Guerra de divisas y guerra de tasas

Juan Gasalla

Por primera vez la Reserva Federal de los EEUU se enfrenta a un contexto internacional que condiciona sus acciones. El dólar se impuso como divisa de referencia y reserva internacional con tal supremacía que las decisiones del banco central norteamericano tienen que contemplar la realidad económica estadounidense del mismo modo que las consecuencias que produce en el resto de las economías del mundo.

Quedan en el plano internacional muchos interrogantes para 2016: el crecimiento débil, la volatilidad de los activos financieros y, lejos de la Argentina, preocupan las expectativas de deflación potenciadas por el desplome de precios de la energía y otras materias primas. En ese marco, la previsión de la Fed de cuatro subas de tasas adicionales este año -que fortalecerían aún más al dólar- suena cada vez más improbable. Ya en diciembre el banco central de EEUU aplicó un incremento de un cuarto de punto sobre sus tipos de referencia, desde un piso histórico en el rango de 0 a 0,25 por ciento.

El proceso de fortalecimiento del dólar comenzó varios meses antes de la esperada suba de tasas del cierre de 2015. La caída del precio del crudo en un 70% desde junio de 2014 y el descenso de los precios del cobre y los granos a pisos comparables a los de principios de 2009, durante la crisis financiera, están estrechamente relacionados con las proyecciones de un “súperdolar” como fiel de la balanza de un nuevo ciclo económico global.

El frente petrolero que se abrió hace 20 meses entre el cartel de la Organización de Países Exportadores de Petróleo (OPEP) y los desarrollos no convencionales en los EEUU se dirime en un mercado con excedente de oferta y rebaja de precios que hundió al precio del barril debajo de los USD 30, la cuarta parte de lo que cotizó a mediados de 2014.

La baja del petróleo aumenta el riesgo deflacionario que asusta a las economías centrales. El crecimiento sustentado en estímulos monetarios tampoco permite aventurar una expansión consistente en los próximos años y, de hecho, va perdiendo efecto con el paso del tiempo. Con débiles expectativas, el fantasma de la recesión asoma como una amenaza para los países desarrollados y también para los emergentes, que dependen de la demanda de éstos.

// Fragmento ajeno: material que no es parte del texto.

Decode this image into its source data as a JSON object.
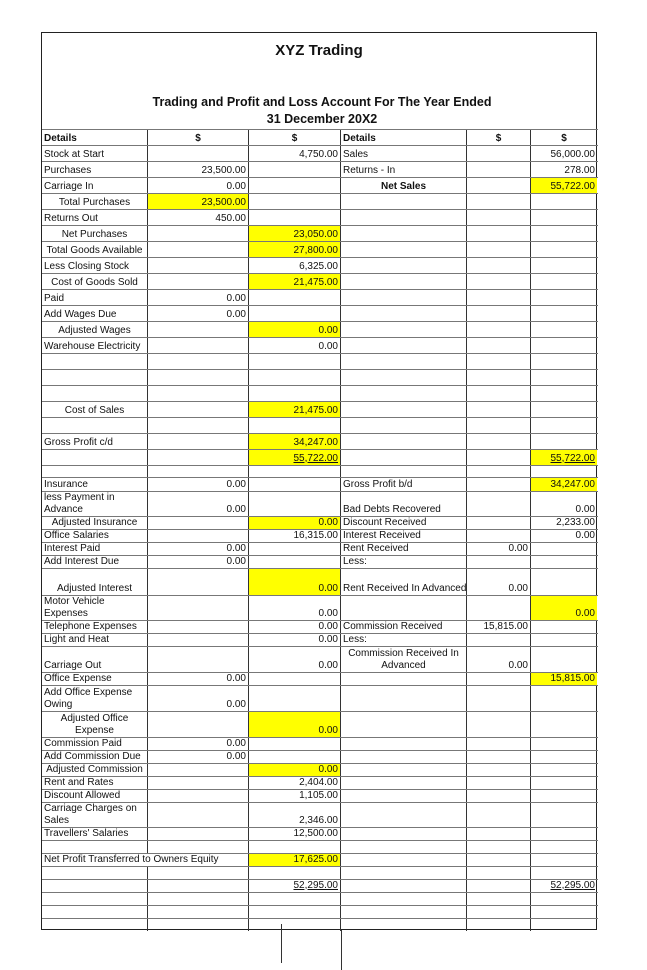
{
  "title": "XYZ Trading",
  "subtitle_line1": "Trading and Profit and Loss Account For The Year Ended",
  "subtitle_line2": "31 December 20X2",
  "highlight_color": "#ffff00",
  "rows": [
    {
      "c": [
        "Details",
        "$",
        "$",
        "Details",
        "$",
        "$"
      ],
      "bold": true
    },
    {
      "c": [
        "Stock at Start",
        "",
        "4,750.00",
        "Sales",
        "",
        "56,000.00"
      ]
    },
    {
      "c": [
        "Purchases",
        "23,500.00",
        "",
        "Returns - In",
        "",
        "278.00"
      ]
    },
    {
      "c": [
        "Carriage In",
        "0.00",
        "",
        "Net Sales",
        "",
        "55,722.00"
      ],
      "hl": [
        5
      ]
    },
    {
      "c": [
        "Total Purchases",
        "23,500.00",
        "",
        "",
        "",
        ""
      ],
      "hl": [
        1
      ]
    },
    {
      "c": [
        "Returns Out",
        "450.00",
        "",
        "",
        "",
        ""
      ]
    },
    {
      "c": [
        "Net Purchases",
        "",
        "23,050.00",
        "",
        "",
        ""
      ],
      "hl": [
        2
      ]
    },
    {
      "c": [
        "Total Goods Available",
        "",
        "27,800.00",
        "",
        "",
        ""
      ],
      "hl": [
        2
      ]
    },
    {
      "c": [
        "Less Closing Stock",
        "",
        "6,325.00",
        "",
        "",
        ""
      ]
    },
    {
      "c": [
        "Cost of Goods Sold",
        "",
        "21,475.00",
        "",
        "",
        ""
      ],
      "hl": [
        2
      ]
    },
    {
      "c": [
        "Paid",
        "0.00",
        "",
        "",
        "",
        ""
      ]
    },
    {
      "c": [
        "Add Wages Due",
        "0.00",
        "",
        "",
        "",
        ""
      ]
    },
    {
      "c": [
        "Adjusted Wages",
        "",
        "0.00",
        "",
        "",
        ""
      ],
      "hl": [
        2
      ]
    },
    {
      "c": [
        "Warehouse Electricity",
        "",
        "0.00",
        "",
        "",
        ""
      ]
    },
    {
      "c": [
        "",
        "",
        "",
        "",
        "",
        ""
      ]
    },
    {
      "c": [
        "",
        "",
        "",
        "",
        "",
        ""
      ]
    },
    {
      "c": [
        "",
        "",
        "",
        "",
        "",
        ""
      ]
    },
    {
      "c": [
        "Cost of Sales",
        "",
        "21,475.00",
        "",
        "",
        ""
      ],
      "hl": [
        2
      ]
    },
    {
      "c": [
        "",
        "",
        "",
        "",
        "",
        ""
      ]
    },
    {
      "c": [
        "Gross Profit c/d",
        "",
        "34,247.00",
        "",
        "",
        ""
      ],
      "hl": [
        2
      ]
    },
    {
      "c": [
        "",
        "",
        "55,722.00",
        "",
        "",
        "55,722.00"
      ],
      "hl": [
        2,
        5
      ],
      "ul": [
        2,
        5
      ]
    },
    {
      "c": [
        "",
        "",
        "",
        "",
        "",
        ""
      ]
    },
    {
      "c": [
        "Insurance",
        "0.00",
        "",
        "Gross Profit b/d",
        "",
        "34,247.00"
      ],
      "hl": [
        5
      ]
    },
    {
      "c": [
        "less Payment in Advance",
        "0.00",
        "",
        "Bad Debts Recovered",
        "",
        "0.00"
      ]
    },
    {
      "c": [
        "Adjusted Insurance",
        "",
        "0.00",
        "Discount Received",
        "",
        "2,233.00"
      ],
      "hl": [
        2
      ]
    },
    {
      "c": [
        "Office Salaries",
        "",
        "16,315.00",
        "Interest Received",
        "",
        "0.00"
      ]
    },
    {
      "c": [
        "Interest Paid",
        "0.00",
        "",
        "Rent Received",
        "0.00",
        ""
      ]
    },
    {
      "c": [
        "Add Interest Due",
        "0.00",
        "",
        "Less:",
        "",
        ""
      ]
    },
    {
      "c": [
        "Adjusted Interest",
        "",
        "0.00",
        "Rent Received In Advanced",
        "0.00",
        ""
      ],
      "hl": [
        2
      ]
    },
    {
      "c": [
        "Motor Vehicle Expenses",
        "",
        "0.00",
        "",
        "",
        "0.00"
      ],
      "hl": [
        5
      ]
    },
    {
      "c": [
        "Telephone Expenses",
        "",
        "0.00",
        "Commission Received",
        "15,815.00",
        ""
      ]
    },
    {
      "c": [
        "Light and Heat",
        "",
        "0.00",
        "Less:",
        "",
        ""
      ]
    },
    {
      "c": [
        "Carriage Out",
        "",
        "0.00",
        "Commission Received In Advanced",
        "0.00",
        ""
      ]
    },
    {
      "c": [
        "Office Expense",
        "0.00",
        "",
        "",
        "",
        "15,815.00"
      ],
      "hl": [
        5
      ]
    },
    {
      "c": [
        "Add Office Expense Owing",
        "0.00",
        "",
        "",
        "",
        ""
      ]
    },
    {
      "c": [
        "Adjusted Office Expense",
        "",
        "0.00",
        "",
        "",
        ""
      ],
      "hl": [
        2
      ]
    },
    {
      "c": [
        "Commission Paid",
        "0.00",
        "",
        "",
        "",
        ""
      ]
    },
    {
      "c": [
        "Add Commission Due",
        "0.00",
        "",
        "",
        "",
        ""
      ]
    },
    {
      "c": [
        "Adjusted Commission",
        "",
        "0.00",
        "",
        "",
        ""
      ],
      "hl": [
        2
      ]
    },
    {
      "c": [
        "Rent and Rates",
        "",
        "2,404.00",
        "",
        "",
        ""
      ]
    },
    {
      "c": [
        "Discount Allowed",
        "",
        "1,105.00",
        "",
        "",
        ""
      ]
    },
    {
      "c": [
        "Carriage Charges on Sales",
        "",
        "2,346.00",
        "",
        "",
        ""
      ]
    },
    {
      "c": [
        "Travellers' Salaries",
        "",
        "12,500.00",
        "",
        "",
        ""
      ]
    },
    {
      "c": [
        "",
        "",
        "",
        "",
        "",
        ""
      ]
    },
    {
      "c": [
        "Net Profit Transferred to Owners Equity",
        "",
        "17,625.00",
        "",
        "",
        ""
      ],
      "hl": [
        2
      ]
    },
    {
      "c": [
        "",
        "",
        "",
        "",
        "",
        ""
      ]
    },
    {
      "c": [
        "",
        "",
        "52,295.00",
        "",
        "",
        "52,295.00"
      ],
      "ul": [
        2,
        5
      ]
    },
    {
      "c": [
        "",
        "",
        "",
        "",
        "",
        ""
      ]
    },
    {
      "c": [
        "",
        "",
        "",
        "",
        "",
        ""
      ]
    },
    {
      "c": [
        "",
        "",
        "",
        "",
        "",
        ""
      ]
    }
  ]
}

Devaluación y tasas deprimidas

En septiembre de 2010 el ex ministro de Hacienda de Brasil, Guido Mantega, acuñó la frase “guerra de divisas” para definir el proceso de devaluación simultáneo que se inició en varios países emergentes, con el objetivo de abaratar sus costos internos y mejorar con ello el perfil exportador. Pasado más de un lustro, monedas emergentes como el real brasileño y el rublo ruso perdieron más de la mitad de su valor frente al dólar. A la par se sumó la determinación de los bancos centrales de llevar las tasas de interés a niveles mínimos para dar empuje a la actividad económica de sus países: la guerra de divisas mutó en guerra de tasas.

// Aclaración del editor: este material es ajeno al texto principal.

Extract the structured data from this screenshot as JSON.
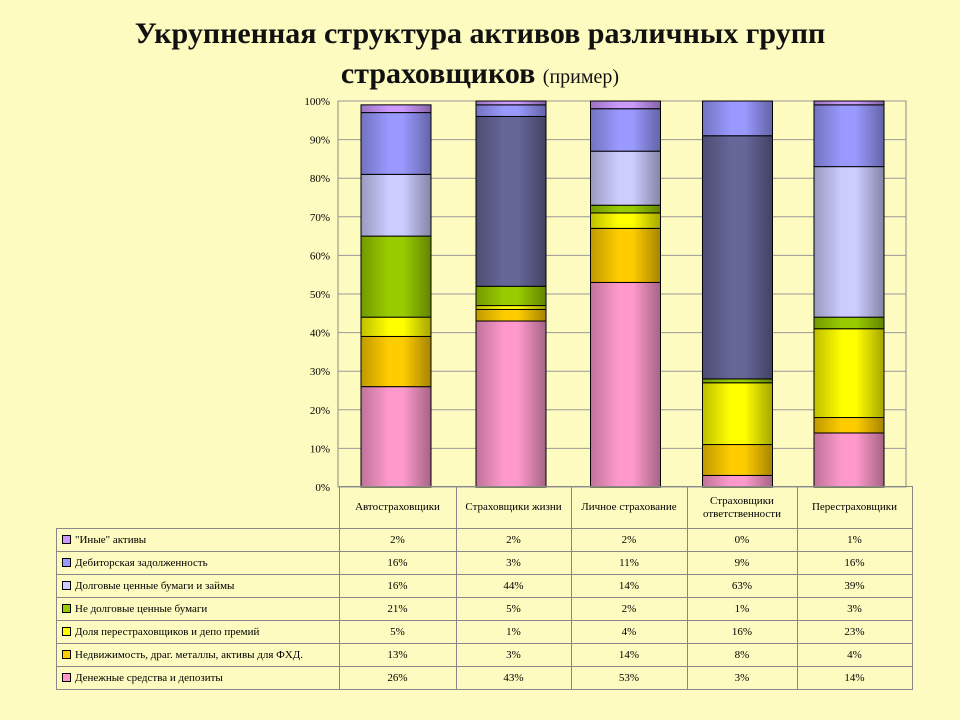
{
  "title": "Укрупненная структура активов различных групп",
  "title_line2": "страховщиков",
  "subtitle": "(пример)",
  "chart_data": {
    "type": "bar",
    "stacked": true,
    "normalized_percent": true,
    "ylim": [
      0,
      100
    ],
    "yticks": [
      "0%",
      "10%",
      "20%",
      "30%",
      "40%",
      "50%",
      "60%",
      "70%",
      "80%",
      "90%",
      "100%"
    ],
    "categories": [
      "Автостраховщики",
      "Страховщики жизни",
      "Личное страхование",
      "Страховщики ответственности",
      "Перестраховщики"
    ],
    "series": [
      {
        "name": "Денежные средства и депозиты",
        "color": "#ff99cc",
        "values": [
          26,
          43,
          53,
          3,
          14
        ],
        "labels": [
          "26%",
          "43%",
          "53%",
          "3%",
          "14%"
        ]
      },
      {
        "name": "Недвижимость, драг. металлы, активы для ФХД.",
        "color": "#ffcc00",
        "values": [
          13,
          3,
          14,
          8,
          4
        ],
        "labels": [
          "13%",
          "3%",
          "14%",
          "8%",
          "4%"
        ]
      },
      {
        "name": "Доля перестраховщиков и депо премий",
        "color": "#ffff00",
        "values": [
          5,
          1,
          4,
          16,
          23
        ],
        "labels": [
          "5%",
          "1%",
          "4%",
          "16%",
          "23%"
        ]
      },
      {
        "name": "Не долговые ценные бумаги",
        "color": "#99cc00",
        "values": [
          21,
          5,
          2,
          1,
          3
        ],
        "labels": [
          "21%",
          "5%",
          "2%",
          "1%",
          "3%"
        ]
      },
      {
        "name": "Долговые ценные бумаги и займы",
        "color": "#ccccff",
        "values": [
          16,
          44,
          14,
          63,
          39
        ],
        "labels": [
          "16%",
          "44%",
          "14%",
          "63%",
          "39%"
        ]
      },
      {
        "name": "Дебиторская задолженность",
        "color": "#9999ff",
        "values": [
          16,
          3,
          11,
          9,
          16
        ],
        "labels": [
          "16%",
          "3%",
          "11%",
          "9%",
          "16%"
        ]
      },
      {
        "name": "\"Иные\" активы",
        "color": "#cc99ff",
        "values": [
          2,
          2,
          2,
          0,
          1
        ],
        "labels": [
          "2%",
          "2%",
          "2%",
          "0%",
          "1%"
        ]
      }
    ],
    "special_colors": {
      "strakhovshchiki_zhizni_debt_segment": "#666699",
      "strakhovshchiki_otvetstvennosti_debt_segment": "#666699",
      "debitor_autoinsurance_mid": "#9999ff"
    },
    "grid": true,
    "legend": "data-table-below"
  }
}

La devaluación del 5% del yuan chino en agosto fue una luz de alerta. Aquella sorpresiva jugada del Banco Popular de China fue atribuida a la necesidad de potenciar las exportaciones del país, que con un aumento del PBI inferior al 7% en 2015 transita su ritmo de crecimiento más bajo en 25 años. China es un crucial socio comercial para los EEUU y además es el principal tenedor de bonos del Tesoro y cuenta en sus reservas con 3,5 billones de dólares.

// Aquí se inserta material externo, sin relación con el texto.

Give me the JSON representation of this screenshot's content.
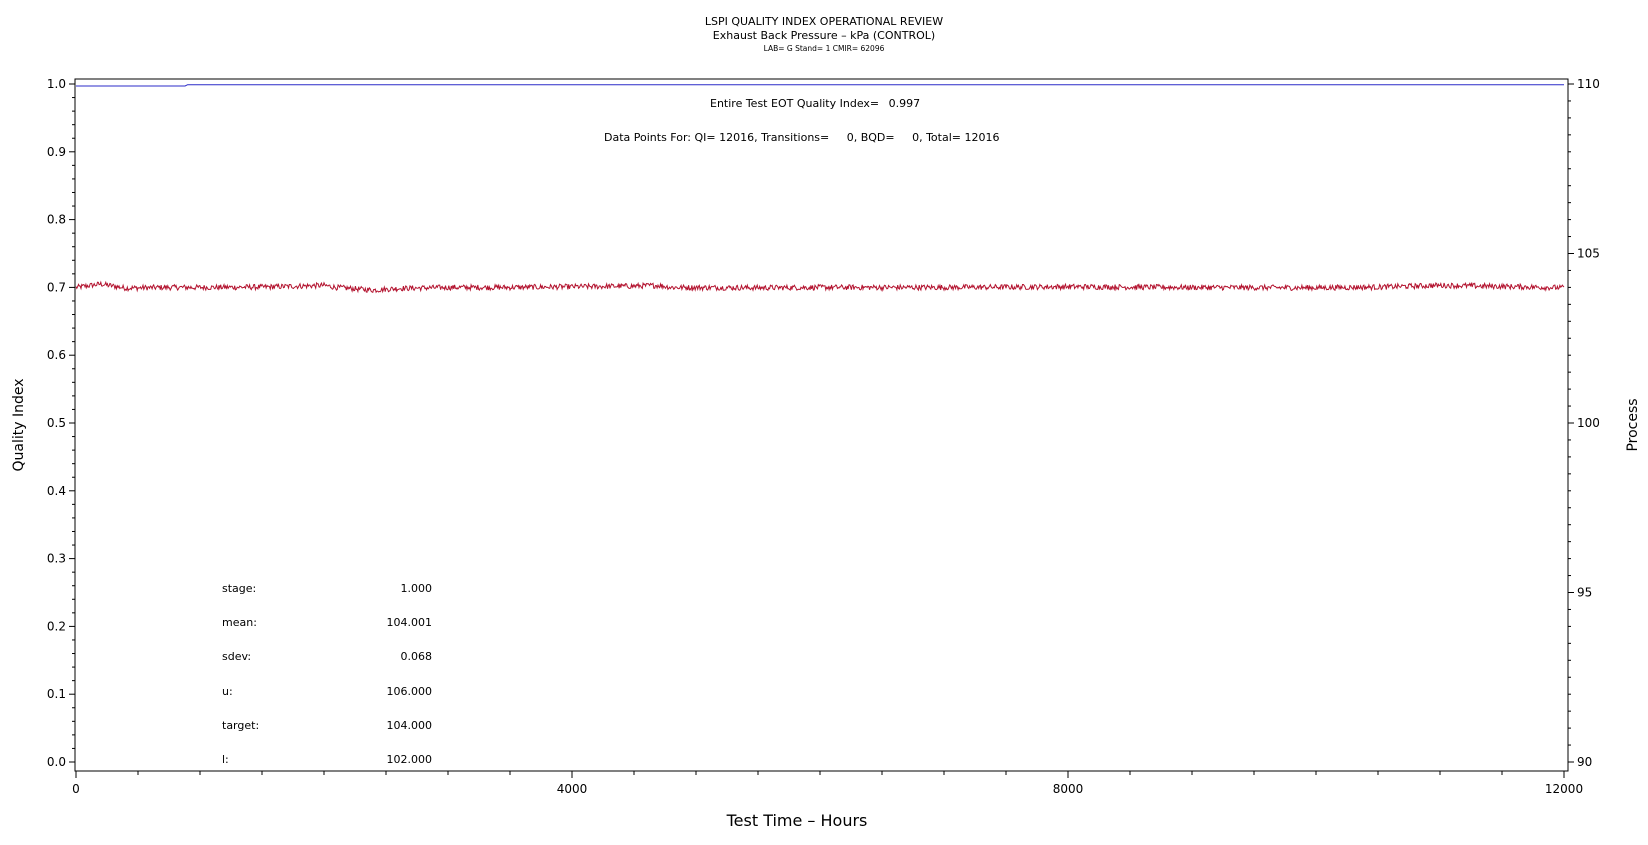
{
  "header": {
    "title": "LSPI QUALITY INDEX OPERATIONAL REVIEW",
    "subtitle": "Exhaust Back Pressure – kPa (CONTROL)",
    "lab_line": "LAB= G Stand= 1 CMIR= 62096"
  },
  "annotations": {
    "eot_label": "Entire Test EOT Quality Index=",
    "eot_value": "0.997",
    "datapoints": "Data Points For: QI= 12016, Transitions=     0, BQD=     0, Total= 12016"
  },
  "stats": [
    {
      "label": "stage:",
      "value": "1.000"
    },
    {
      "label": "mean:",
      "value": "104.001"
    },
    {
      "label": "sdev:",
      "value": "0.068"
    },
    {
      "label": "u:",
      "value": "106.000"
    },
    {
      "label": "target:",
      "value": "104.000"
    },
    {
      "label": "l:",
      "value": "102.000"
    }
  ],
  "chart_data": {
    "type": "line",
    "title": "LSPI QUALITY INDEX OPERATIONAL REVIEW",
    "subtitle": "Exhaust Back Pressure – kPa (CONTROL)",
    "xlabel": "Test Time – Hours",
    "ylabel": "Quality Index",
    "y2label": "Process",
    "xlim": [
      0,
      12000
    ],
    "ylim": [
      0,
      1
    ],
    "y2lim": [
      90,
      110
    ],
    "x_ticks": [
      0,
      4000,
      8000,
      12000
    ],
    "y_ticks": [
      "0.0",
      "0.1",
      "0.2",
      "0.3",
      "0.4",
      "0.5",
      "0.6",
      "0.7",
      "0.8",
      "0.9",
      "1.0"
    ],
    "y2_ticks": [
      90,
      95,
      100,
      105,
      110
    ],
    "series": [
      {
        "role": "quality-index",
        "axis": "left",
        "color": "#2b2bc8",
        "x": [
          0,
          880,
          900,
          12000
        ],
        "y": [
          0.997,
          0.997,
          0.999,
          0.999
        ]
      },
      {
        "role": "process",
        "axis": "right",
        "color": "#b3122e",
        "x": [
          0,
          200,
          400,
          700,
          1000,
          1500,
          2000,
          2100,
          2400,
          2600,
          3000,
          3500,
          4000,
          4500,
          4700,
          4800,
          5500,
          6000,
          7000,
          8000,
          9000,
          10000,
          10500,
          11000,
          11500,
          12000
        ],
        "y": [
          104.0,
          104.1,
          103.98,
          104.0,
          104.0,
          104.01,
          104.06,
          104.0,
          103.92,
          103.97,
          104.0,
          104.0,
          104.02,
          104.04,
          104.06,
          104.0,
          103.99,
          104.0,
          104.0,
          104.02,
          104.0,
          103.99,
          104.01,
          104.06,
          104.03,
          103.99
        ]
      }
    ]
  }
}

Una devaluación del yuan es hoy el principal escollo para un incremento de tasas en los EEUU. El 11 de febrero la presidente del Fed, Janet Yellen, reconoció ante el Congreso norteamericano que “no dejaría fuera de la mesa” la opción de llevar las tasas interés a rendimientos negativos como un posible instrumento monetario al cual recurrir si la expansión económica se detiene.

La aplicación de tasas deprimidas no es novedad: Japón y el Banco Central Europeo decidieron establecer tipos de interés negativos con el objetivo de incentivar la economía débil. Es decir que hay bancos centrales que cobran intereses a los bancos privados por sus depósitos en cuenta corriente en las arcas del ente emisor, como forma de presionarlos a prestar esos fondos a particulares y empresas.

El repetido incentivo financiero no aporta fundamentos reales para crecer. Por ello, los mercados -a diferencia de lo que sucedió entre 2009 y 2015- no hacen ahora una lectura auspiciosa de este artilugio: las tasas deprimidas que impulsaron la resurrección de precios de los activos producen ahora un masivo movimiento de ventas.